I assumed it was a rhetorical question, and so I kept quiet.

"If I don't get some answers," he said, "then I'm leaving here tonight for good, and I will take this to the racing authorities on Monday morning." He picked up the bridle in his hand.

I wondered if it was worth pointing out to him that the bridle was not actually his to take away.

"But why?" my mother said. "Nothing happened. Scientific won the race."

"But you tried to make him lose it," Ian said, his voice again rising in volume towards a shout.

"What on earth makes you think we had anything to do with the reins breaking?" I asked him, all innocently.

He again gave me his contemptuous look. "Because you've been so bloody interested in the racing tack all week, asking questions and all. What else am I going to think?"

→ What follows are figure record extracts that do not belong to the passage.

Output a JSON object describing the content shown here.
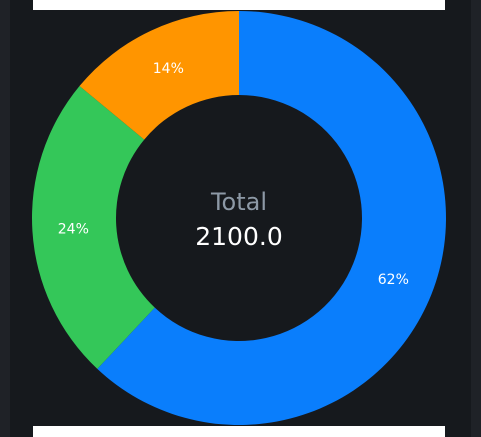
{
  "chart_data": {
    "type": "pie",
    "style": "donut",
    "slices": [
      {
        "value": 62,
        "label": "62%",
        "color": "#0a7efc"
      },
      {
        "value": 24,
        "label": "24%",
        "color": "#34c759"
      },
      {
        "value": 14,
        "label": "14%",
        "color": "#ff9500"
      }
    ],
    "center": {
      "title": "Total",
      "value": "2100.0"
    }
  },
  "colors": {
    "background": "#16191d",
    "center_title": "#8d99a6",
    "center_value": "#ffffff",
    "bar": "#ffffff"
  }
}
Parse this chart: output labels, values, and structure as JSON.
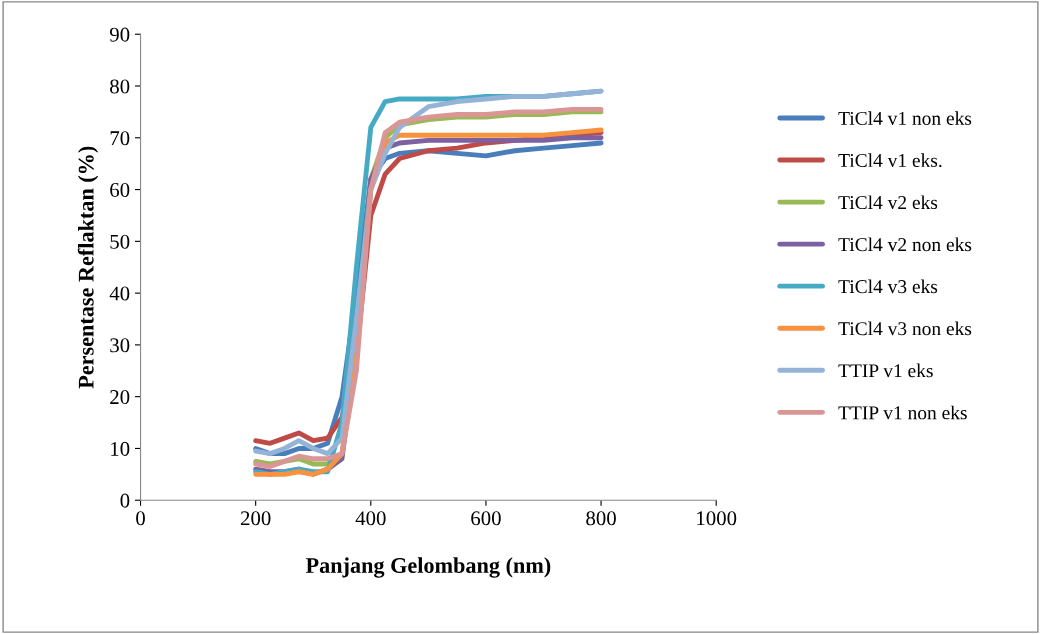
{
  "chart_data": {
    "type": "line",
    "xlabel": "Panjang Gelombang (nm)",
    "ylabel": "Persentase Reflaktan (%)",
    "x": [
      200,
      225,
      250,
      275,
      300,
      325,
      350,
      375,
      400,
      425,
      450,
      500,
      550,
      600,
      650,
      700,
      750,
      800
    ],
    "xlim": [
      0,
      1000
    ],
    "xticks": [
      0,
      200,
      400,
      600,
      800,
      1000
    ],
    "ylim": [
      0,
      90
    ],
    "yticks": [
      0,
      10,
      20,
      30,
      40,
      50,
      60,
      70,
      80,
      90
    ],
    "grid": false,
    "legend": "right",
    "marker": "none",
    "line_style": "solid",
    "series": [
      {
        "name": "TiCl4 v1 non eks",
        "color": "#4a7ebb",
        "values": [
          10,
          9,
          9,
          10,
          10,
          11,
          20,
          40,
          62,
          66,
          67,
          67.5,
          67,
          66.5,
          67.5,
          68,
          68.5,
          69
        ]
      },
      {
        "name": "TiCl4 v1 eks.",
        "color": "#be4b48",
        "values": [
          11.5,
          11,
          12,
          13,
          11.5,
          12,
          16,
          28,
          55,
          63,
          66,
          67.5,
          68,
          69,
          69.5,
          70,
          70.5,
          71
        ]
      },
      {
        "name": "TiCl4 v2 eks",
        "color": "#98b954",
        "values": [
          7.5,
          7,
          7.5,
          8,
          7,
          7,
          9,
          30,
          62,
          70,
          72.5,
          73.5,
          74,
          74,
          74.5,
          74.5,
          75,
          75
        ]
      },
      {
        "name": "TiCl4 v2 non eks",
        "color": "#7d60a0",
        "values": [
          6,
          5.5,
          5.5,
          6,
          5,
          6,
          8,
          30,
          62,
          68,
          69,
          69.5,
          69.5,
          69.5,
          69.5,
          69.5,
          70,
          70
        ]
      },
      {
        "name": "TiCl4 v3 eks",
        "color": "#46aac5",
        "values": [
          5.5,
          5,
          5.5,
          6,
          5.5,
          5.5,
          15,
          45,
          72,
          77,
          77.5,
          77.5,
          77.5,
          78,
          78,
          78,
          78.5,
          79
        ]
      },
      {
        "name": "TiCl4 v3 non eks",
        "color": "#f69240",
        "values": [
          5,
          5,
          5,
          5.5,
          5,
          6,
          9,
          28,
          60,
          69,
          70.5,
          70.5,
          70.5,
          70.5,
          70.5,
          70.5,
          71,
          71.5
        ]
      },
      {
        "name": "TTIP v1 eks",
        "color": "#95b3d7",
        "values": [
          9.5,
          9,
          10,
          11.5,
          10,
          9,
          12,
          35,
          60,
          67,
          72,
          76,
          77,
          77.5,
          78,
          78,
          78.5,
          79
        ]
      },
      {
        "name": "TTIP v1 non eks",
        "color": "#d99694",
        "values": [
          7,
          6.5,
          7.5,
          8.5,
          8,
          8,
          9,
          25,
          60,
          71,
          73,
          74,
          74.5,
          74.5,
          75,
          75,
          75.5,
          75.5
        ]
      }
    ]
  }
}
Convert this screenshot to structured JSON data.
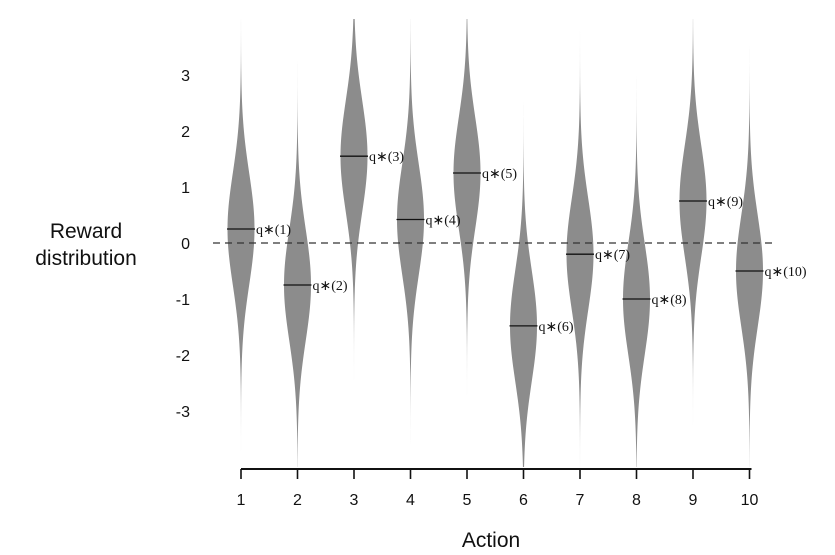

"Don't be ridiculous," said my mother.

"And how about the others?" he said.

"What others?" my mother asked rather carelessly.

"Pharmacist last week and Oregon the week before. Did you stop them from winning too?"

"No, of course not." My mother sounded affronted.

"Why should I believe you?" Ian said.

"Because, Ian," I said, in my best voice-of-command, "you must." He turned to look at me with fire in his eyes. I ignored him. "Of course you can go to the authorities if that is what you want. But what would you tell them? That you suspect your employer of stopping her horses. But why? And how? By cutting the reins? But it would not have been the first time that reins have broken on a racetrack, now, would it?"